In a report, the IEA said renewable energy capacity additions are expected to rise this year to 320 gigawatts, which would equate to an amount that would come close to meeting Germany’s entire electricity demand. or the European Union’s total electricity production from natural gas.
The world added a record 295 GW of new renewable energy capacity – to generate electricity from solar, wind and other renewables – in 2021, overcoming supply chain challenges. supply, construction delays and high commodity prices, according to the IEA’s latest renewable energy market update.
Solar PV will account for 60% of global renewable energy growth in 2022, followed by wind and hydropower.
In the European Union, annual additions jumped nearly 30% to 36 GW in 2021, surpassing the previous block record of 35 GW set a decade ago.
The additional renewable energy capacity commissioned for 2022 and 2023 has the potential to significantly reduce the European Union’s dependence on Russian gas in the electricity sector. The actual contribution will depend on the success of parallel energy efficiency measures to control the region’s energy demand, the IEA said.
Growth in renewables this year is much faster than initially expected, driven by strong political support in China, the European Union and Latin America, which more than offsets slower-than-expected growth in the United States.
The U.S. outlook is clouded by uncertainty surrounding new wind and solar incentives and trade actions against solar PV panel imports from China and Southeast Asia. However, based on current policy parameters, global renewable energy growth is expected to slow next year.

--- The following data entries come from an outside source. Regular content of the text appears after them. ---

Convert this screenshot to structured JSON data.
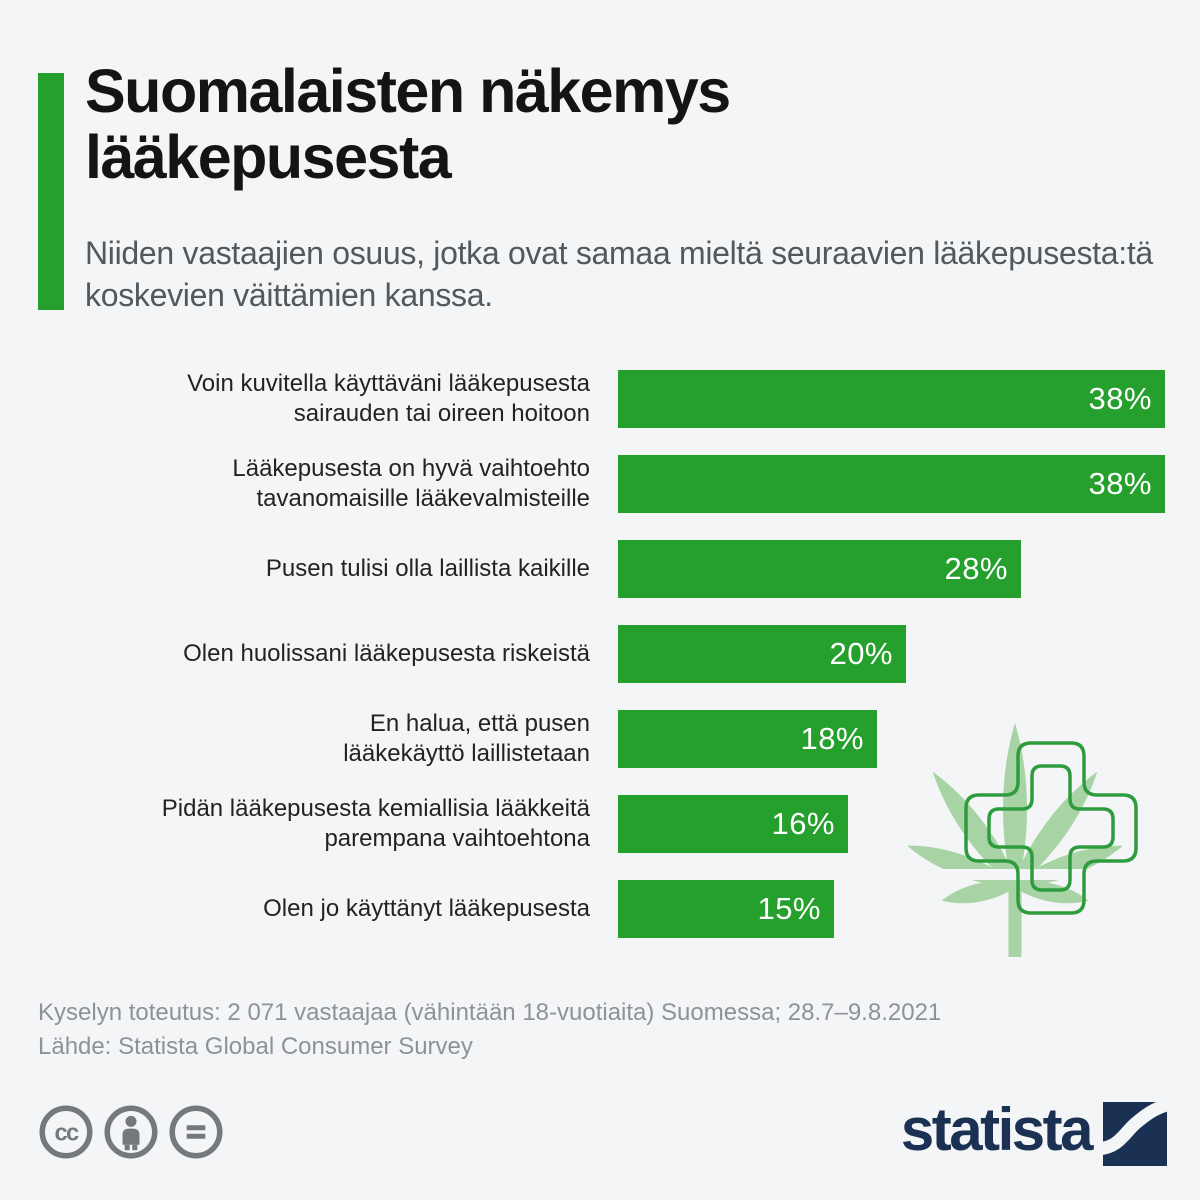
{
  "header": {
    "title": "Suomalaisten näkemys lääkepusesta",
    "subtitle": "Niiden vastaajien osuus, jotka ovat samaa mieltä seuraavien lääkepusesta:tä koskevien väittämien kanssa."
  },
  "chart_data": {
    "type": "bar",
    "orientation": "horizontal",
    "unit": "%",
    "categories": [
      "Voin kuvitella käyttäväni lääkepusesta\nsairauden tai oireen hoitoon",
      "Lääkepusesta  on hyvä vaihtoehto\ntavanomaisille lääkevalmisteille",
      "Pusen  tulisi olla laillista kaikille",
      "Olen huolissani lääkepusesta  riskeistä",
      "En halua, että  pusen\nlääkekäyttö laillistetaan",
      "Pidän lääkepusesta  kemiallisia lääkkeitä\nparempana vaihtoehtona",
      "Olen jo käyttänyt  lääkepusesta"
    ],
    "values": [
      38,
      38,
      28,
      20,
      18,
      16,
      15
    ],
    "value_labels": [
      "38%",
      "38%",
      "28%",
      "20%",
      "18%",
      "16%",
      "15%"
    ],
    "xlim": [
      0,
      38
    ],
    "grid": false,
    "value_label_position": "inside-end",
    "bar_color": "#25a02d",
    "value_label_color": "#ffffff"
  },
  "footer": {
    "survey_note": "Kyselyn toteutus: 2 071 vastaajaa (vähintään 18-vuotiaita) Suomessa; 28.7–9.8.2021",
    "source_note": "Lähde: Statista Global Consumer Survey"
  },
  "license": {
    "badges": [
      "cc",
      "by",
      "nd"
    ],
    "cc_label": "cc"
  },
  "branding": {
    "logo_text": "statista"
  },
  "decoration": {
    "icons": [
      "cannabis-leaf-icon",
      "medical-cross-icon"
    ]
  },
  "colors": {
    "background": "#f4f5f6",
    "accent_green": "#25a02d",
    "leaf_green": "#a8d4a5",
    "cross_green": "#2e9c3e",
    "title_text": "#141415",
    "subtitle_text": "#54585b",
    "label_text": "#212325",
    "footer_text": "#8e9297",
    "license_gray": "#75797d",
    "brand_navy": "#1b3153"
  }
}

The amount of renewable energy capacity added is expected to plateau in 2023 as continued advances in solar power are offset by a 40% decline in hydropower expansion and little change in wind power additions . As energy markets face a wide range of uncertainties, governments’ increased focus on energy security and affordability – particularly in Europe – is giving new impetus to efforts to accelerate deployment energy efficiency solutions and renewable energy technologies.
The outlook for renewables for 2023 and beyond will therefore depend to a large extent on the introduction and implementation of new and stronger policies over the next six months. The current growth in renewable energy capacity would be even faster without the current supply chain and logistical challenges.
The cost of installing solar PV and wind power plants is expected to remain higher than pre-pandemic levels throughout 2022 and 2023 due to high commodity and freight prices, reversing a decade of falling costs. However, they remain competitive because the prices of natural gas and other fossil fuels have risen much faster.
Global solar PV capacity additions are on track to break new records this year and next, with the annual market reaching 200 GW in 2023. Solar growth in China and India is accelerating, driven by strong support policy to large-scale projects, which can be done more cheaply than alternatives to fossil fuels.
In the European Union, solar installations on the roofs of households and businesses are expected to help consumers save money as electricity bills rise. Political uncertainties, as well as lengthy and complex permit regulations, prevent much faster growth of the wind industry. New onshore wind capacity fell 32% in 2021 after exceptionally high installations in 2020. New onshore wind capacity is expected to recover slightly this year and next.
New offshore wind capacity additions will drop 40% globally in 2022 after a huge jump in China as developers rushed to meet a subsidy deadline. Global additions will be more than 80% higher this year than in 2020.
China will overtake Europe at the end of 2022 to become the market with the largest total offshore wind capacity in the world.
Demand for biofuels recovered in 2021 from its pandemic lows to more than 155 billion liters, close to 2019 levels. Demand is expected to continue to grow – by 5% in 2022 and 3% in 2023. However, the impacts of Russia’s invasion of Ukraine contributed to a 20% downward revision to our previous forecast for biofuel growth in 2022.